Case studies in just-in-time and lean manufacturing are replete with impressive quantitative measures along those lines. For example, BAE Systems, Platform Solutions (Fort Wayne, Ind.), producing aircraft engine monitors and controls, implemented cells for 80 percent of production, reducing customer lead time 90 percent, work-in-process inventory 70 percent, space for one product family from 6,000 square feet to 1,200 square feet, while increasing product reliability 300 percent, multi-skilling the union-shop work force, and being designated an Industry Week Best Plant for the year 2000 By five years later, rework and scrap had been cut 50 percent, new product introduction cycles 60 percent, and transactions 90 percent, while also increasing inventory turns three-fold and service turn times 30 percent, and being awarded a Shingo Prize for the year 2005.

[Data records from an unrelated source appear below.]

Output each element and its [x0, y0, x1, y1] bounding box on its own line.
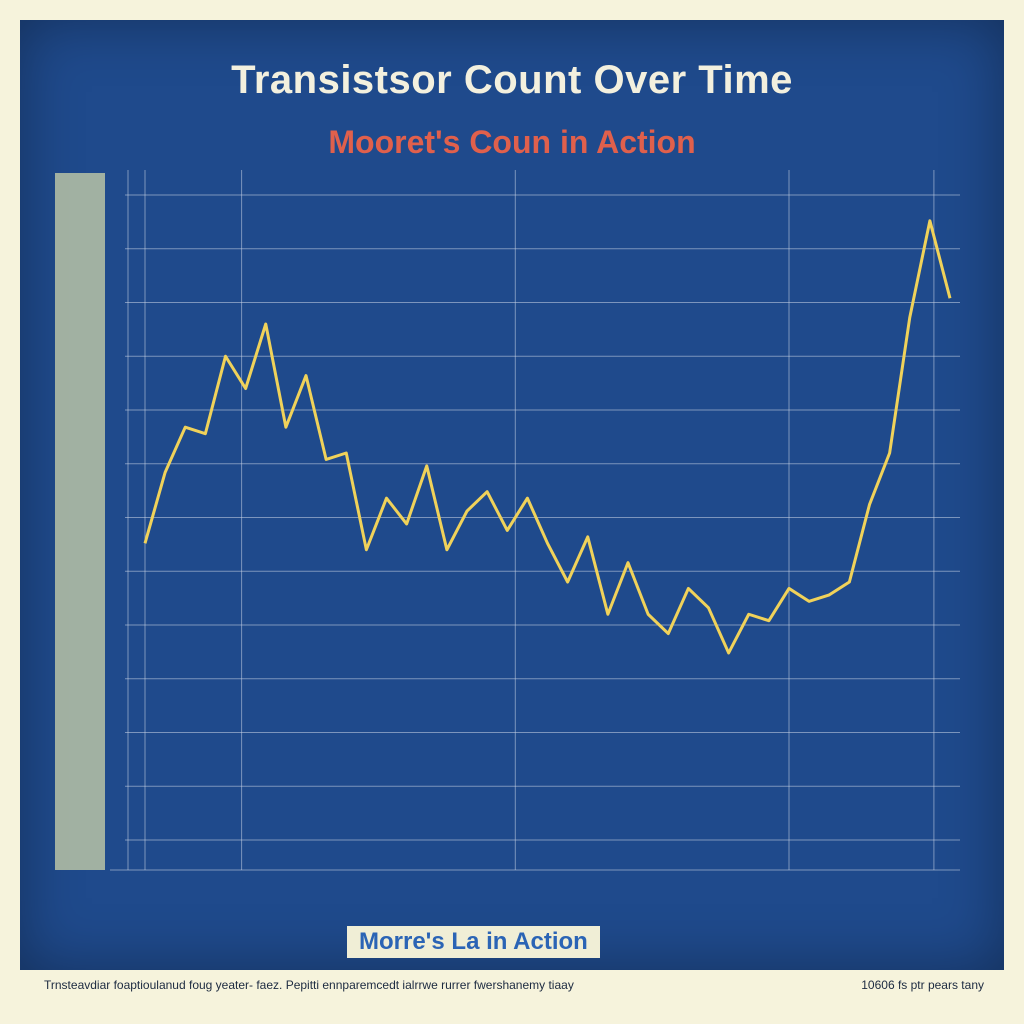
chart-series: [143, 219, 952, 655]
chart-panel: [20, 20, 1004, 970]
series-line-0: [143, 219, 952, 655]
legend-label: Morre's La in Action: [347, 926, 600, 958]
footer-note: 10606 fs ptr pears tany: [861, 978, 984, 992]
chart-title: Transistsor Count Over Time: [231, 58, 793, 102]
footer-caption: Trnsteavdiar foaptioulanud foug yeater- …: [44, 978, 574, 992]
chart-grid: [110, 170, 960, 871]
chart-subtitle: Mooret's Coun in Action: [328, 124, 696, 160]
y-axis-strip: [55, 173, 105, 870]
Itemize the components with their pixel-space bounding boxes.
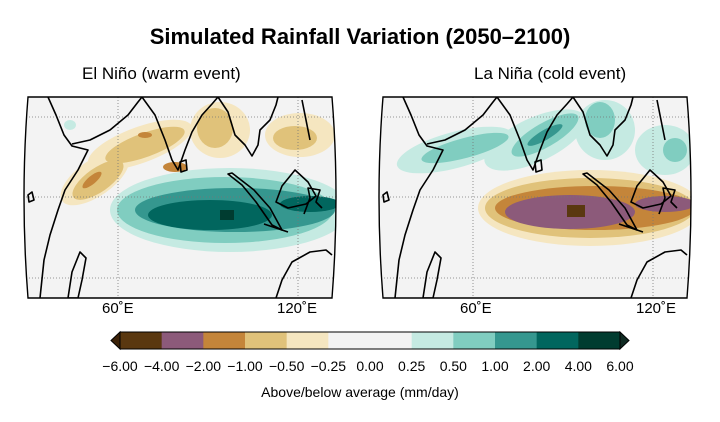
lon-tick-60e-right: 60˚E [460,300,492,317]
colorbar-tick-label: −6.00 [102,358,138,374]
colorbar-tick-label: 6.00 [606,358,634,374]
colorbar-tick-label: 0.50 [439,358,467,374]
map-el-nino [23,96,337,299]
colorbar-segment [328,332,371,349]
colorbar-label: Above/below average (mm/day) [261,384,459,400]
colorbar-tick-label: 2.00 [523,358,551,374]
colorbar-tick-label: −0.25 [310,358,347,374]
lon-tick-120e-left: 120˚E [277,300,318,317]
colorbar-segment [161,332,204,349]
colorbar-tick-label: 0.00 [356,358,384,374]
colorbar-tick-label: −4.00 [143,358,180,374]
figure-title: Simulated Rainfall Variation (2050–2100) [149,24,571,49]
rainfall-deficit-band [60,102,335,206]
colorbar [110,330,630,351]
panel-title-la-nina: La Niña (cold event) [474,64,627,83]
lon-tick-120e-right: 120˚E [636,300,677,317]
colorbar-tick-label: −1.00 [227,358,263,374]
map-frame [23,96,337,299]
colorbar-segment [286,332,329,349]
colorbar-segment [203,332,246,349]
colorbar-segment [578,332,621,349]
colorbar-segment [495,332,538,349]
rainfall-deficit-band [478,170,691,246]
colorbar-tick-label: −0.50 [268,358,305,374]
colorbar-segment [411,332,454,349]
map-la-nina [378,96,692,299]
colorbar-segment [370,332,413,349]
colorbar-segment [536,332,579,349]
colorbar-segment [245,332,288,349]
colorbar-tick-label: 1.00 [481,358,509,374]
colorbar-segment [453,332,496,349]
colorbar-low-extend [110,330,121,351]
colorbar-segment [120,332,163,349]
colorbar-tick-label: −2.00 [185,358,222,374]
colorbar-tick-label: 4.00 [564,358,592,374]
colorbar-tick-label: 0.25 [398,358,426,374]
panel-title-el-nino: El Niño (warm event) [82,64,241,83]
rainfall-surplus-band [64,120,336,252]
lon-tick-60e-left: 60˚E [102,300,134,317]
map-frame [378,96,692,299]
colorbar-high-extend [619,330,630,351]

It appears to be difficult to isolate how much of those benefits accrue from cellular organization itself; among many case studies researched for this article few include attempts at isolating the benefits. One exception is the contention, at Steward, Inc. (Chattanooga, Tenn.), producing nickel zinc ferrite parts for electromagnetic interference suppression. According to case study authors, cells resulted in reductions of cycle time from 14 to 2 days, work-in-process inventories by 80 percent, finished inventories by 60 percent, lateness by 96 percent, and space by 56 percent.
Another cellular case study includes quantitative estimates of the extent to which cells contributed to overall benefits. At Hughes Ground Systems Group (Fullerton, Calif.), producing circuit cards for defense equipment, the first cell, which began as a pilot project with 15 volunteers, was launched in 1987. One month later a second cell began, and by 1992 all production employees, numbering about 150, had been integrated into seven cells. Prior to cells, circuit card cycle time, from kit release to shipment to the customer, had been 38 weeks. After the cells had taken over the full production sequence (mechanical assembly, wave solder, thermal cycle, and conformal coat), cycle time had fallen to 30.5 weeks, of which production manager John Reiss attributed 20 weeks to use of a “WIP chart system” by the cell teams and the other 10.5 weeks to the cellular organization itself. Later, when it seemed that the cells were overly large and cumbersome, cell sizes were shrunk by two-thirds, resulting in “micro cells” that cut cycle time by another 1.5 weeks. Finally, by adopting certain other improvements, cycle times had decreased to four weeks. Other improvements included reducing work-in-process inventory from 6 or 7 days to one day and percent defective from 0.04 to 0.01 Switching from a functional (job-shop) layout to cells often costs has a minus net cost, inasmuch as the cell reduces costs of transport, work-in-process and finished inventory, transactions, and rework. When large, heavy, expensive pieces of equipment (sometimes called “monuments” in lean lingo) must be moved, however, the initial costs can be high to the point where cells are not feasible.